Book-bot.com - read famous books online for free

Lahoma by J. Breckenridge (John Breckenridge) Ellis
page 154 of 274 (56%)

"I don't know as to that," Willock said. "I sorter doubts if Lahoma
will ever care for dugouts again, except as she stays on the outside
of 'em, and gets to romancing. A mouthful of real ice-cream spoils
your taste everlasting for frozen starch and raw eggs."

"Lahoma is a real person," declared Bill, "and a dugout is grounded
and bedded in a real thing--this very solid and very real old earth,
if you ask to know what I mean."

"Lord, _I_ knows what you mean," retorted Willock. "You've lived
in a hole in the ground most of your life, and are pretty near ripe
to be laid away in another one, smaller I grant you, but dark and
deep, according. We'll never get Lahoma back the same as when we
let her flutter forth hunting a green twig over the face of the
waters. She may bring back the first few leaves she finds, but a
time's going to come...." He broke off abruptly, his eyes wide and
troubled, as if already viewing the dismal prospect.
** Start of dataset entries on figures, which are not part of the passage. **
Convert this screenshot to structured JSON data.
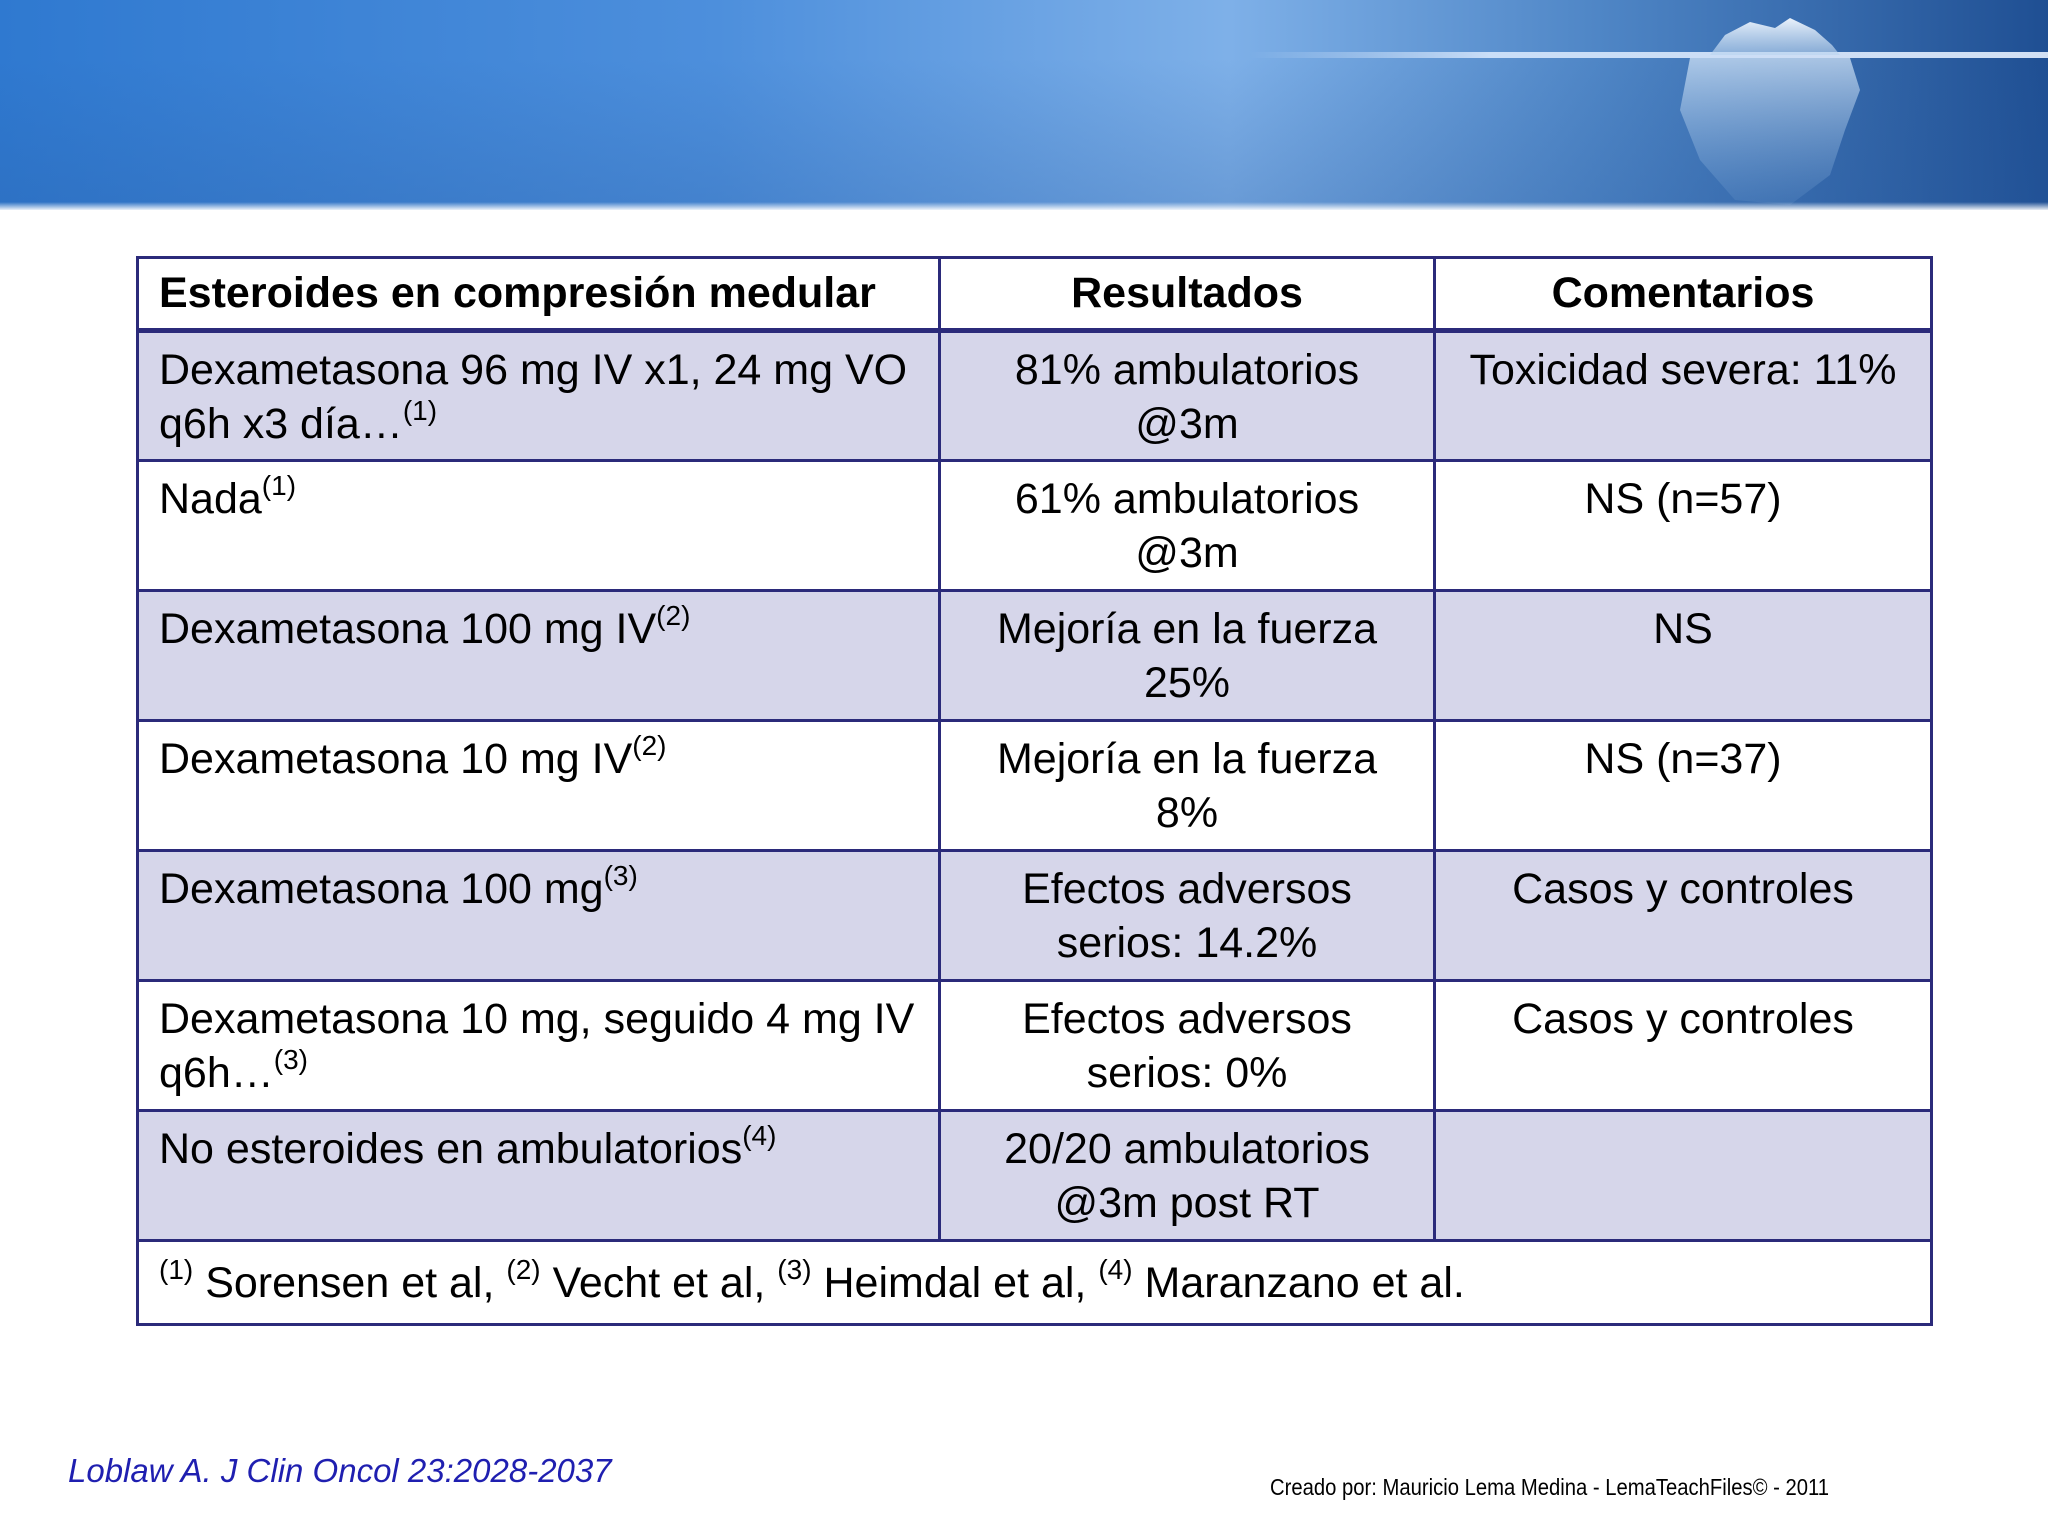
{
  "table": {
    "headers": [
      "Esteroides en compresión medular",
      "Resultados",
      "Comentarios"
    ],
    "rows": [
      {
        "treatment": "Dexametasona 96 mg IV x1, 24 mg VO q6h x3 día…",
        "ref": "(1)",
        "result": "81% ambulatorios @3m",
        "comment": "Toxicidad severa: 11%"
      },
      {
        "treatment": "Nada",
        "ref": "(1)",
        "result": "61% ambulatorios @3m",
        "comment": "NS (n=57)"
      },
      {
        "treatment": "Dexametasona 100 mg IV",
        "ref": "(2)",
        "result": "Mejoría en la fuerza 25%",
        "comment": "NS"
      },
      {
        "treatment": "Dexametasona 10 mg IV",
        "ref": "(2)",
        "result": "Mejoría en la fuerza 8%",
        "comment": "NS (n=37)"
      },
      {
        "treatment": "Dexametasona 100 mg",
        "ref": "(3)",
        "result": "Efectos adversos serios: 14.2%",
        "comment": "Casos y controles"
      },
      {
        "treatment": "Dexametasona 10 mg, seguido 4 mg IV q6h…",
        "ref": "(3)",
        "result": "Efectos adversos serios: 0%",
        "comment": "Casos y controles"
      },
      {
        "treatment": "No esteroides en ambulatorios",
        "ref": "(4)",
        "result": "20/20 ambulatorios @3m post RT",
        "comment": ""
      }
    ],
    "references": [
      {
        "num": "(1)",
        "text": "Sorensen et al,"
      },
      {
        "num": "(2)",
        "text": "Vecht et al,"
      },
      {
        "num": "(3)",
        "text": "Heimdal et al,"
      },
      {
        "num": "(4)",
        "text": "Maranzano et al."
      }
    ]
  },
  "footer": {
    "citation": "Loblaw A. J Clin Oncol 23:2028-2037",
    "credit": "Creado por: Mauricio Lema Medina - LemaTeachFiles© - 2011"
  }
}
"Maybe I AM old," Bill grudgingly conceded, "but I don't set up to
be no Noah's ark."

"Oh," cried Willock, his sudden sense of future loss causing him to
speak with unwonted irony, "maybe you're just a Shem, or Ham or that
other kind of Fat-- What's the matter, Wilfred? Can't you let go
of that letter?"

"I've made out the name of that widower who's paying court to my
old sweetheart," he said, "but it's one I never heard of before;
that's why it looked so strange--it's Gledware."